Each one of them operates a little differently, but they are all known for their incredible accuracy. Mostly prevalent in the target world, these have been growing in popularity quite a bit for bowhunting over the last few years.
One of the biggest ups I can personally give handheld releases is their ability to combat the target panic that we mentioned above. This is why I personally believe most bowhunters will naturally end up trying one out. They are a fantastic tool for reshaping the mind and battling the mental demon that is target panic.
Along with this, they each cater much more to achieving a surprise shot, which usually translates into more consistent accuracy. This is why they are favored among target archers. And with thumb button releases in particular — depending on the design — hunters can actually attach their release to their D-loop and just let it hang there at the ready. A convenient setup.
Just like anything, though, handhelds have their shortcomings. Handhelds are much easier to lose, as most models are not attached to your wrist. Because of how pricey these can be, that’s a hard pill to swallow and a lucky day for anyone that finds the release you dropped.
And with them not attached to your wrist, if it’s not already attached to your D-loop, there is the possibility of fumbling around looking for your release in the heat of the moment. There’s a smidge more thinking involved with a handheld.
So, Which One Is Better?
As far as which one is better, that really is going to depend on you, your style of hunting, and your goals. Treestand hunters might prefer those thumb button handhelds more because they can attach the release and let it hang until ready to shoot.

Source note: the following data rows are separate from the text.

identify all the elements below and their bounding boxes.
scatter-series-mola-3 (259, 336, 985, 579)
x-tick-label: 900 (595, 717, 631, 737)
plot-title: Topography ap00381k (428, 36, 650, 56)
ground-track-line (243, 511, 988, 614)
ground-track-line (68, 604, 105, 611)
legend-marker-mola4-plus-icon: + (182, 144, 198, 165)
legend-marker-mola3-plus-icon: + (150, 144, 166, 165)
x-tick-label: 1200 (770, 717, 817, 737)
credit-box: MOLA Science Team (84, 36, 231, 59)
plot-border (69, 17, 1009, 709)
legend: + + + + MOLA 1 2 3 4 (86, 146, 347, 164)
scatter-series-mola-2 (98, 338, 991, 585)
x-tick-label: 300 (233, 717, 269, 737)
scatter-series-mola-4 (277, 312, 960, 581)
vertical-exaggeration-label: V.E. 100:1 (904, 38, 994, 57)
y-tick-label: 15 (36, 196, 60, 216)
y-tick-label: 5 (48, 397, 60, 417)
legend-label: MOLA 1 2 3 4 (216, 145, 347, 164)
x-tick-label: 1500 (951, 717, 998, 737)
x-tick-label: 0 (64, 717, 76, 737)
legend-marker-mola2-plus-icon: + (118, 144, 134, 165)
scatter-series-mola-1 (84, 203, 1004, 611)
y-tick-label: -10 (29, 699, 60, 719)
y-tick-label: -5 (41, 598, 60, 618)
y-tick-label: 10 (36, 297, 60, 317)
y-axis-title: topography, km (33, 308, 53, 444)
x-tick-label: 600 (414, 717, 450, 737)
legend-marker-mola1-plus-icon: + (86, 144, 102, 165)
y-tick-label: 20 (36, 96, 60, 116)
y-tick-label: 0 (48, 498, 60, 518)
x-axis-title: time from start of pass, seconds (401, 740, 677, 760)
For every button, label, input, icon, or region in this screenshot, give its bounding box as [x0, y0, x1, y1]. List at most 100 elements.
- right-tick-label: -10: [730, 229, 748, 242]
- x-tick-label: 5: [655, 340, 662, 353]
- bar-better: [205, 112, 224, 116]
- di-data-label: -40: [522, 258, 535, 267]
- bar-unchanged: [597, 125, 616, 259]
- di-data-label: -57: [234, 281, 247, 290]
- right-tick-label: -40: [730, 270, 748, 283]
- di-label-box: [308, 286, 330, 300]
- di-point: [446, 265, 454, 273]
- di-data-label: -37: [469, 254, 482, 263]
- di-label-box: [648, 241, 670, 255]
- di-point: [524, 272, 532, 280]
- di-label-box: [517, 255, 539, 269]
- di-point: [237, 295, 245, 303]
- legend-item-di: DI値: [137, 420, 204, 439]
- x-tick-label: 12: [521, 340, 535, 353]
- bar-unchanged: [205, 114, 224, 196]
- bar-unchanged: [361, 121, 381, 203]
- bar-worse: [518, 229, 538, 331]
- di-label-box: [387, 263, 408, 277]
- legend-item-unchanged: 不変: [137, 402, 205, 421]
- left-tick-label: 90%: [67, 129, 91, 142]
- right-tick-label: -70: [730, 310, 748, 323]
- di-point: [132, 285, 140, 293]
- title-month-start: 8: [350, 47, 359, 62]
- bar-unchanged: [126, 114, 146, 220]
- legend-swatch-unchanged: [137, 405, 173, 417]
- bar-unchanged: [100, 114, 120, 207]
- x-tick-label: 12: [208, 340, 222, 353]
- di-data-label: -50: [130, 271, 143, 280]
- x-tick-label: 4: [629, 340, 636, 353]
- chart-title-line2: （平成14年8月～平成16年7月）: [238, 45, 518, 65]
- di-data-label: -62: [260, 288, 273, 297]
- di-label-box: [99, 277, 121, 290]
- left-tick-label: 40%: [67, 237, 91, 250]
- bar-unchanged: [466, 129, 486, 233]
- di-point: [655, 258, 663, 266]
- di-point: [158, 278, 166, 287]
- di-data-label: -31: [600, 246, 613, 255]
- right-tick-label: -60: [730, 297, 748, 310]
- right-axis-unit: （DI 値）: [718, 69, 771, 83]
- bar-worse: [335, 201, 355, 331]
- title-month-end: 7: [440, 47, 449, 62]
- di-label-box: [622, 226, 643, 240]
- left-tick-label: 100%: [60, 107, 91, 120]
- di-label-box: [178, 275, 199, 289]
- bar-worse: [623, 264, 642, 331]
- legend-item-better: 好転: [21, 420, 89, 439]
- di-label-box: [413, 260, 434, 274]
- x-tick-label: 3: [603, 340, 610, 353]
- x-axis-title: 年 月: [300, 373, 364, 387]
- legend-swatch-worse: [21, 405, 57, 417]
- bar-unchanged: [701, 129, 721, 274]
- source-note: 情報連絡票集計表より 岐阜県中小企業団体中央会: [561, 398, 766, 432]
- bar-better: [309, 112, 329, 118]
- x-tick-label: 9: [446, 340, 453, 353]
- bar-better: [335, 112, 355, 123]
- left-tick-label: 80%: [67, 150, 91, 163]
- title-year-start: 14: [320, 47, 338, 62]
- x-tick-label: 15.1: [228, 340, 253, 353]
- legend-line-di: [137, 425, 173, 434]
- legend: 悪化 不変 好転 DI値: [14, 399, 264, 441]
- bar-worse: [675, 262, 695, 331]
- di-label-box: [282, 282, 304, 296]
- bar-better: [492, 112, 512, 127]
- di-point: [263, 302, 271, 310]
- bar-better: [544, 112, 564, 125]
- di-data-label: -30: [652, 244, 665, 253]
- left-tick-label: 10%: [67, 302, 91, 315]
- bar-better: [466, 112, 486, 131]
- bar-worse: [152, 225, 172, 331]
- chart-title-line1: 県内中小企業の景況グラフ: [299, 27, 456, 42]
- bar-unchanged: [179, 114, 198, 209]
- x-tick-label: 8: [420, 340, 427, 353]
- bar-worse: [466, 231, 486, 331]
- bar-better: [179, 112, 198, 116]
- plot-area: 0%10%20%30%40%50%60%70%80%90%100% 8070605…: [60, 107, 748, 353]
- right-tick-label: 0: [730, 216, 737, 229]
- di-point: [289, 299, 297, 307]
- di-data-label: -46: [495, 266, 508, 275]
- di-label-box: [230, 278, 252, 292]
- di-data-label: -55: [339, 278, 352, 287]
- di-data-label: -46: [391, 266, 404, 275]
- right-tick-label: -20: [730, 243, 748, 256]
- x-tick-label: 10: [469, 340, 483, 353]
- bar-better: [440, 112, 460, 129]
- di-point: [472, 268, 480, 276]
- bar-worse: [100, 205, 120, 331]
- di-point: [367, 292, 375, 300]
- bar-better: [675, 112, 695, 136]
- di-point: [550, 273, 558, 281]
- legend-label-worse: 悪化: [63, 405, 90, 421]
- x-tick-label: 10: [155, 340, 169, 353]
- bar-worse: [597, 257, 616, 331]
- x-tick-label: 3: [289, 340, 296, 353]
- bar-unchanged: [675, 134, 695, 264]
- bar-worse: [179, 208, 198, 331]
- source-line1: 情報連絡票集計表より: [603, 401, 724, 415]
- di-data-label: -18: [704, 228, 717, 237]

Spot and stalk hunters might prefer an index style, so they don’t have to worry about where their release is as they crawl through the sagebrush toward that bedded buck. The answer rests in the beholder.
My best advice here is to go try them all out and go with the option that feels the best for you. Most bow shops have various archery releases that you can try onsite, so it never hurts to ask.
We’re all different, and we need to remember that. Sure, there is give and take on each end, but you are the one who decides what you want to give and take. Form your own opinions and hunt the way you want to hunt.